If you do not need radiation, you and your surgeon can plan the final reconstruction. If you do need radiation, the tissue expander can be left in place. However, the tissue expander must be deflated while you are receiving radiation, which usually takes 6 to 8 weeks. The tissue expander is then re-inflated 2 weeks after radiation is complete. A delayed reconstruction is planned with your surgeon. Not all surgeons will recommend this option because there is an increased risk of complications by having a tissue expander in place during radiation treatment.
DOES RECONSTRUCTION CHANGE THE RISK OF MY CANCER RETURNING? DOES IT MAKE CANCER DETECTION HARDER?
The risk of breast cancer recurrence depends on the stage of disease, biologic characteristics of the cancer and additional breast cancer treatments. Reconstructive surgery has not been shown to increase the risk of the cancer returning or make it harder to detect if cancer does return. The methods or tests used to screen for recurrence will be decided by your cancer care team.
WHAT IF I’M CONSIDERING A LUMPECTOMY OR BREAST CONSERVATION INSTEAD OF MASTECTOMY?
If you’re considering breast conservation rather than a mastectomy, reconstructive options may be available to improve the cosmetic result. Breast conservation surgery usually involves removing a portion of breast tissue where the cancer is located, followed by radiation therapy. The removal of breast tissue can often leave an indentation or dimple on the breast. This dimple may not be seen until after radiation treatment.
To prevent this, your plastic surgeon may be able to re-arrange the remaining breast tissue at the time of the cancer removal. This may leave you with a smaller breast or further scarring. These procedures are referred to as oncoplastic surgery. If this isn’t an option at the time of your cancer surgery, delayed reconstructive options may be used, such as the latissimus dorsi flap, local tissue flaps and fat grafting.
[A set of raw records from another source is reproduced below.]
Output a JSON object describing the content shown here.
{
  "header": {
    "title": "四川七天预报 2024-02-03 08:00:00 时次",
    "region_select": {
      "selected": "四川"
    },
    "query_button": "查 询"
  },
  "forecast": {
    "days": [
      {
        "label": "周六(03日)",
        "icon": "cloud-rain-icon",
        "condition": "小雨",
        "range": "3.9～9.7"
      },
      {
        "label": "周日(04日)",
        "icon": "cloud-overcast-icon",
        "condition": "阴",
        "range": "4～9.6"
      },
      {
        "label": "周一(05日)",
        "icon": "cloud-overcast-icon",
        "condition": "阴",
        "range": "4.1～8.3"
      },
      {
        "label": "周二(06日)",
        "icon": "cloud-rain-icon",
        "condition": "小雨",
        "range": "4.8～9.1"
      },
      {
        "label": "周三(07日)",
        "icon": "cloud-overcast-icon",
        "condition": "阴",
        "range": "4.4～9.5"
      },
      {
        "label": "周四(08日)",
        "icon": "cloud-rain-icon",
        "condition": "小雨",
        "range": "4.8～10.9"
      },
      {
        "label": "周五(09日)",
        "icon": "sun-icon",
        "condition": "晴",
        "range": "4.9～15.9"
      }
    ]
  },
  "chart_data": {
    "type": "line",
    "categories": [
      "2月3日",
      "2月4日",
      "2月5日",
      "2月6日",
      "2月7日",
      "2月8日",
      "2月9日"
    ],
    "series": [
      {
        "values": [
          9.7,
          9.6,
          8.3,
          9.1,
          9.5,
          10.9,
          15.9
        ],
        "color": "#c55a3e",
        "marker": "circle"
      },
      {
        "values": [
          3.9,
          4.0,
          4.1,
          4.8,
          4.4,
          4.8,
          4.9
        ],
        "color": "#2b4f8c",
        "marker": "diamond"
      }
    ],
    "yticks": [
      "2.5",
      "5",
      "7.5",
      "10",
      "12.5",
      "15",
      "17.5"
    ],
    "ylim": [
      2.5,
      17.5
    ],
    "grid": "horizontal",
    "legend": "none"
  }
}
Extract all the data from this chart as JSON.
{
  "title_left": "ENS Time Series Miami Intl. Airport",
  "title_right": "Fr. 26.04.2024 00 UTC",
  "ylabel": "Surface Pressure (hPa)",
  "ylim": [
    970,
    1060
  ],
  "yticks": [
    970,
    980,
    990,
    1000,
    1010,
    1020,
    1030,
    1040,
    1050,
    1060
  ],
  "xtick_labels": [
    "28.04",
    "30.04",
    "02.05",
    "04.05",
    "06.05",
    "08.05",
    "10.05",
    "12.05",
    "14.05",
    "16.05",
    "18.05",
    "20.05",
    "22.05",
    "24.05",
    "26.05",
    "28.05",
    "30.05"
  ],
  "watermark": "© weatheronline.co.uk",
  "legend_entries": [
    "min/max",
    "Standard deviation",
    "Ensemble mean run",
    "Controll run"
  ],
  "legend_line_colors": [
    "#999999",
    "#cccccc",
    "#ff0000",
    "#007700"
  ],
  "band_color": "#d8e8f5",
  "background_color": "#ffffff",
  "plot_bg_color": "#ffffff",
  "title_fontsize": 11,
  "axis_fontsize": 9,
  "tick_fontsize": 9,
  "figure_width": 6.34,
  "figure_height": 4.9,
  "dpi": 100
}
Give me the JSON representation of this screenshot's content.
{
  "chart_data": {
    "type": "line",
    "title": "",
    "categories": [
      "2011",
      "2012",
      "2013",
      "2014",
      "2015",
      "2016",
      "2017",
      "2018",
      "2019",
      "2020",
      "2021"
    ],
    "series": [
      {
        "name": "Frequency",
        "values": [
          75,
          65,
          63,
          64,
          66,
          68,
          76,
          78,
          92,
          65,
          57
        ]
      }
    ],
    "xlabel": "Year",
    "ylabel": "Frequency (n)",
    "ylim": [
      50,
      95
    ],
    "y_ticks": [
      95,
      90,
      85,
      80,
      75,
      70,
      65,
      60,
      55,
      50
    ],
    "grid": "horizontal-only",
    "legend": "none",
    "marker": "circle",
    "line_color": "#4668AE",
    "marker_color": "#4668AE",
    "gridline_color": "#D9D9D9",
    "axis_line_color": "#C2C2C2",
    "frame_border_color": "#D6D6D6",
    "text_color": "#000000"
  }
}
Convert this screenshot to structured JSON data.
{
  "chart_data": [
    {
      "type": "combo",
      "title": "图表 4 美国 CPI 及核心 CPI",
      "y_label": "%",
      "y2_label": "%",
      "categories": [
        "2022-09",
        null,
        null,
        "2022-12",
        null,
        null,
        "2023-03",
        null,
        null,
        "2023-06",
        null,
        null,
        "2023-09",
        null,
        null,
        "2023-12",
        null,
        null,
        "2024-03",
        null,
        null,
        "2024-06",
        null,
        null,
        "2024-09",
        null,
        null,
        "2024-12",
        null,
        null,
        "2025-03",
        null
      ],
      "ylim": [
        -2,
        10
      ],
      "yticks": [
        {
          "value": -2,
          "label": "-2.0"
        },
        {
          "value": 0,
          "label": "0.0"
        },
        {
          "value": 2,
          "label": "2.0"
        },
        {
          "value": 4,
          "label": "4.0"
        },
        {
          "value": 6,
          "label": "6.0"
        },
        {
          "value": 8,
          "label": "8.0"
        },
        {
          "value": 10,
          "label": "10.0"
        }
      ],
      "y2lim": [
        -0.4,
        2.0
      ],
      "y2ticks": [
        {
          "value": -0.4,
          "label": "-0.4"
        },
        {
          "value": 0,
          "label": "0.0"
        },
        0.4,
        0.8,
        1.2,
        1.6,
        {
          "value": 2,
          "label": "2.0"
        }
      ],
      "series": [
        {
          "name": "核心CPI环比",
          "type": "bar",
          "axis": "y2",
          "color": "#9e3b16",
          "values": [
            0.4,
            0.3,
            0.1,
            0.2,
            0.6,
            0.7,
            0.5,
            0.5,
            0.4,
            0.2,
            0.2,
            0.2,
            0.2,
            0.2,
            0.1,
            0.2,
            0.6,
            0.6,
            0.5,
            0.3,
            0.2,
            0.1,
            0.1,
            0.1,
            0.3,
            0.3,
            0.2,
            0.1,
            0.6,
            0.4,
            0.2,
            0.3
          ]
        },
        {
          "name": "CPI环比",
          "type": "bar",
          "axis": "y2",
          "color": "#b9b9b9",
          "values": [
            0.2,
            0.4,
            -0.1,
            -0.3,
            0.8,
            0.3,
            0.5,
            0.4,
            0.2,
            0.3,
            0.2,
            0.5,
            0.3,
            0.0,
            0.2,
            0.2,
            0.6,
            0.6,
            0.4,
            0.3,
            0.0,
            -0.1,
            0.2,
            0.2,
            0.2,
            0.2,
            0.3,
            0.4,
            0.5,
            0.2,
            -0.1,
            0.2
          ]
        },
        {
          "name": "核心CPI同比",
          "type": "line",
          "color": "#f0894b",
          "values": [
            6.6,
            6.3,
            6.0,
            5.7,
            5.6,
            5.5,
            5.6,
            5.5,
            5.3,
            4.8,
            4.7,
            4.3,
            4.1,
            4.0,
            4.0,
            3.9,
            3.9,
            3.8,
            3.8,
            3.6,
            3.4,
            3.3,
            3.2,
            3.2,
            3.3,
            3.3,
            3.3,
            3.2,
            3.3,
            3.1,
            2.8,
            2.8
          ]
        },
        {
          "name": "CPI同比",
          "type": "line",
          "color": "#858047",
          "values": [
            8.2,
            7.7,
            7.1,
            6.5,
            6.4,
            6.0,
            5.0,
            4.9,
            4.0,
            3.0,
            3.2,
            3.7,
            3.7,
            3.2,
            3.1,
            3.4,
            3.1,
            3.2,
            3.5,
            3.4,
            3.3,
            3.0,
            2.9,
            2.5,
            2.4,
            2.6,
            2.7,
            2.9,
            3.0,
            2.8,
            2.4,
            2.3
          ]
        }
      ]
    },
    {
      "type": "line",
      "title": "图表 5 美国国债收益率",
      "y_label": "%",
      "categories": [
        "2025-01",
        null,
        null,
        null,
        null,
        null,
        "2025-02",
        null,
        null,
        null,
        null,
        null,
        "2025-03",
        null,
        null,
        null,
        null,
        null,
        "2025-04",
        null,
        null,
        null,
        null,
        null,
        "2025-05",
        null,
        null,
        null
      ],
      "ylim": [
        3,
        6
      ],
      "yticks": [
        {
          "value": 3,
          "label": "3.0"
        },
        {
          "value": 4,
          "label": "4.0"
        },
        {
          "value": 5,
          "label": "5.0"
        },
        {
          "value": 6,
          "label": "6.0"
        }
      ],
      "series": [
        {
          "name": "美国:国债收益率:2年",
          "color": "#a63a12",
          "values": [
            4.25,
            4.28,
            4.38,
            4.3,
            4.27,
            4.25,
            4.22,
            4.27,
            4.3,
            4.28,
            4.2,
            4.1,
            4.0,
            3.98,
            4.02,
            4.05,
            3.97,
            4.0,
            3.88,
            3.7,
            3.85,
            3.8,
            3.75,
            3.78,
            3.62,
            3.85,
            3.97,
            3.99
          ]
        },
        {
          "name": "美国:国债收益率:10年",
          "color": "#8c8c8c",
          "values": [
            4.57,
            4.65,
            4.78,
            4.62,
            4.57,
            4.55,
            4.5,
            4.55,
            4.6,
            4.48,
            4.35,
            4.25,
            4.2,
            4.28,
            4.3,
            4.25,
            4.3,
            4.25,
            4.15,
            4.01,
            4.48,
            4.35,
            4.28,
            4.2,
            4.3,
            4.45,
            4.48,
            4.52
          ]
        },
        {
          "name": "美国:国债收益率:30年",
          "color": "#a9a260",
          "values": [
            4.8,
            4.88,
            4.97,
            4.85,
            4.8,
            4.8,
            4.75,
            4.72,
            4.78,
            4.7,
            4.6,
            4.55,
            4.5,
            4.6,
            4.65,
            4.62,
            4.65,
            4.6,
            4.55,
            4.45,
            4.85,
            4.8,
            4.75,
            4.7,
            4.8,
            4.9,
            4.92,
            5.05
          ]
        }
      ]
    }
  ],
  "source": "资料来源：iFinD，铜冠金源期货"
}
WILL THE RECONSTRUCTED BREAST BE MADE SYMMETRICAL TO THE EXISTING BREAST?
Yes, the symmetry procedure is performed approximately 6 to 12 months after the initial flap. The second stage provides refinement of the shape of the reconstructed breast as well as lifting or reduction of the other breast to achieve optimal balance.
WHAT IS DONE TO RESTORE THE NIPPLE AND AREOLA?
The final stage of breast restoration takes place about 2 to 3 months after the second stage procedure. Initially the nipple is reconstructed using the flap tissue, and then medical tattooing or skin grafting is performed to restore the color of the areola. Both of these are performed as an outpatient procedures.
WHAT ARE THE LONG-TERM RESULTS?
The short and long-term results are excellent. Patients are able to leave the hospital after 3 to 4 days. They are able to ambulate on post-operative day number two. Patients return to normal daily activities after about 2 weeks, and are able to resume exercise after 6 weeks.